ESPN NOW

Live sports has been viewed as the final frontier in cord cutting. We may now be approaching the tipping point in VODs usurpation of broadcast television.

Joe Drape and Brooks Barnes from the New York Times:

The “Worldwide Leader in Sports,” as ESPN brands itself, laid off scores of journalists and on-air talent on Wednesday, showing that even the most formidable media kingdom was vulnerable to the transformation upending the sports broadcasting industry as more and more people turn away from cable television.

...

In October 2015, ESPN laid off about 300 people, most of whom were not on camera. The network has been periodically culling its staff as it searches for ways to cut costs and adapts to changing consumer habits, with fans increasingly watching video clips on their smartphones at the expense of traditional highlight shows like “SportsCenter.” With ESPN locked into long-term contracts for programming rights with various sports leagues, savings must primarily come from a reduced staff.

They buried the real lede:

The ESPN layoffs come as Disney accelerates efforts to introduce an ESPN-branded subscription streaming service. The offering, expected this year and made possible by Disney’s $1 billion purchase in 2016 of part of BamTech, Major League Baseball’s streaming division, will include coverage of sports like hockey, tennis, cricket and college sports — mostly rights that are owned by ESPN, but not televised.

Disney bought BamTech (the best streaming infrastructure in the business, powering services like HBO Now and WWE Network; I should know, I used to work there) and is using it to build an OTT streaming platform for live sports!

Correction: Disney acquired a minority stake in BamTech, 33% of the company, for its $1 billion. Makes sense; when I was there, before BamTech was officially spun out of MLBAM, the expected valuation for BamTech was about $2.5 billion.
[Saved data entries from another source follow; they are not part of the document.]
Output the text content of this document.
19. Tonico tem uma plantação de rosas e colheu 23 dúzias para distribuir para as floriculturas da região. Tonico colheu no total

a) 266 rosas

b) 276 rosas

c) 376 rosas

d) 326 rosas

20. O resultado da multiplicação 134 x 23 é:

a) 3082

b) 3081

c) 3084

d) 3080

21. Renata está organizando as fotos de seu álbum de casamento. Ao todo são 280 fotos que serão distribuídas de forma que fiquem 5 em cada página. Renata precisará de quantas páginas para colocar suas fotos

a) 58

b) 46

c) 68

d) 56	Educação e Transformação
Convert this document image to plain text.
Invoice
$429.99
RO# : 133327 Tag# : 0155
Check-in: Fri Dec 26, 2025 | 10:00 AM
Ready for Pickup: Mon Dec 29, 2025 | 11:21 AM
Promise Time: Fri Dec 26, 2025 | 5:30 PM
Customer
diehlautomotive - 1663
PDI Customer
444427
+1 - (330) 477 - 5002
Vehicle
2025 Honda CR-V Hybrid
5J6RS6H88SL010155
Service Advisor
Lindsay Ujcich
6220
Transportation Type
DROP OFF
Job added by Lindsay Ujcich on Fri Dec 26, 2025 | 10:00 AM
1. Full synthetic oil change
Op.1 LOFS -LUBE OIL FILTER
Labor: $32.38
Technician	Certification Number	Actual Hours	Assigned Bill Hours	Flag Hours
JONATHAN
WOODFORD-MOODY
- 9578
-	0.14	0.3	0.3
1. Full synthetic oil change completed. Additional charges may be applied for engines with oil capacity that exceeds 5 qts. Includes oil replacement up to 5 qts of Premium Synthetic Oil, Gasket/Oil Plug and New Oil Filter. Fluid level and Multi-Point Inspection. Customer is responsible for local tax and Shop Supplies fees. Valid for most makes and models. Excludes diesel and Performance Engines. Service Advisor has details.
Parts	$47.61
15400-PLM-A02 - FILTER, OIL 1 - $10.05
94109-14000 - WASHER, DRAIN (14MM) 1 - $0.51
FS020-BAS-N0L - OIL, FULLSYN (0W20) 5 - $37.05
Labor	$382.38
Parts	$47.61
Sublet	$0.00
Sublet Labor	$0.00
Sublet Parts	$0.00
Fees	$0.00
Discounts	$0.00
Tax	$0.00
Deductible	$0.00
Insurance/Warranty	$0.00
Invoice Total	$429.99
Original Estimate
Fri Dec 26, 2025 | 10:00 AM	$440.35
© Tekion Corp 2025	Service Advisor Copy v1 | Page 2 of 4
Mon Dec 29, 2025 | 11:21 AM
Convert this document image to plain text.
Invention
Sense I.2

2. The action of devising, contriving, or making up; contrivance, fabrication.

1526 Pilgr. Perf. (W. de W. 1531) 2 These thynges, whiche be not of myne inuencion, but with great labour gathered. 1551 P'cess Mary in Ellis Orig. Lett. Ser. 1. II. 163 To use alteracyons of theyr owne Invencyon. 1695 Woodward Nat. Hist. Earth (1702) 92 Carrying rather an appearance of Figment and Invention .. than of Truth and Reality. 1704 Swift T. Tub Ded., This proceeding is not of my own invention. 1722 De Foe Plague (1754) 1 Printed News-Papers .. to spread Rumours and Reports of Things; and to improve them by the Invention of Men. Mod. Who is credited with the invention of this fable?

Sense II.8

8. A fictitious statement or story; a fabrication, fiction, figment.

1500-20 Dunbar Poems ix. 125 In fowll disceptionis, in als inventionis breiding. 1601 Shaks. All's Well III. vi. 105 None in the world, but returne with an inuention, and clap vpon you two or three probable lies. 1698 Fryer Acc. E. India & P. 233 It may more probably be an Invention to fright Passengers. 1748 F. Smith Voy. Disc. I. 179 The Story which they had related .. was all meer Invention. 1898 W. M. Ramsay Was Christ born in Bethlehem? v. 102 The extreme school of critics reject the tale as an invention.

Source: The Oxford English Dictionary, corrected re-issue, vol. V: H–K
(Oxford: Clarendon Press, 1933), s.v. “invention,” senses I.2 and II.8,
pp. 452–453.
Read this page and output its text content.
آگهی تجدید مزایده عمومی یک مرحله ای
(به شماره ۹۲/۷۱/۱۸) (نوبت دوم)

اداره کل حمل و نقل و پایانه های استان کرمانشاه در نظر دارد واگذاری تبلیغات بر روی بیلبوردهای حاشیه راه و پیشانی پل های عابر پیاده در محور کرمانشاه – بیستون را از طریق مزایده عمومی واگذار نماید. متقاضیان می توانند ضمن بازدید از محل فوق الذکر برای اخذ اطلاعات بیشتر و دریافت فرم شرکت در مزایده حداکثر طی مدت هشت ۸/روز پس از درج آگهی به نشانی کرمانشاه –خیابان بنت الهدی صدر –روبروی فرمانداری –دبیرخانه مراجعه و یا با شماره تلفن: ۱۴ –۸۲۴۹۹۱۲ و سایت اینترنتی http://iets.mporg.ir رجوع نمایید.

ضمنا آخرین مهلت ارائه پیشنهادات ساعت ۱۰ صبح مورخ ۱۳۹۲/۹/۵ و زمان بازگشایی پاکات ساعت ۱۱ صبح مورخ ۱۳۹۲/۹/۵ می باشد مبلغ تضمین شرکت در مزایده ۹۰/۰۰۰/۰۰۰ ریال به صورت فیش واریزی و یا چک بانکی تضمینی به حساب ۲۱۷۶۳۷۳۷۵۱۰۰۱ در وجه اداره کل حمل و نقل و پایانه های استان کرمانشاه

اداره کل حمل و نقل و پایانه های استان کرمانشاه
The profusion of ESPN channels was originally supposed to support multiple simultaneous games, but then they needed to fill all the programming hours and invested in legions of talking heads. A corrosive "fandom" culture took hold in which viewers embraced the shouting matches and venom (seriously, take a look at the comments of any YouTube video featuring the Golden State Warriors or the Cleveland Cavaliers), but it started to turn some off.

Remember this?

Nevertheless, what seemed like intense viewer loyalty and spectacular ad rates helped inflate the cost of broadcast rights, even as improving online streaming and increasingly questionable cable bundle pricing led to "cord cutting" on the fringes.

You know how this movie ends.

A hypothetical "ESPN Now" doesn't need "channels," which means there's less dead air time to fill. It can offer a primary "live" stream of games interleaved with short highlights and analysis segments, while potentially offering on-demand access to full-length streams of all the sports ESPN holds broadcast rights to. It just doesn't need as much conventional on-air talent.

There will be new opportunities around scripted content like 30 for 30 or Outside the Lines across the entire range of sports, because a streaming platform doesn't inherently prioritize any one over the others. Got a compelling deep dive into the world of Russian women's pro curling? There's now potentially room for that, on equal footing with the annual hagiography of the Super Bowl-winning team.


By the way, Disney's acquisition of investment in BamTech makes me wonder about the prospects for Netflix's "exclusive streaming partner" relationship. With BamTech in-house, Disney could spin up a Netflix competitor of its own, and it has the depth of catalog in film, tv, animation and (via ESPN) sports to make it a compelling alternative.

Live sports has been viewed as the final frontier in cord cutting, and between Twitter's NFL streaming last season, Amazon's $50 million deal for those same rights in the upcoming one and this Disney/ESPN/BamTech development, we may be approaching the tipping point in VODs usurpation of broadcast television.

As someone who's been cable-free since 2009, but who loves sports, I can't wait for ESPN Now in 2018!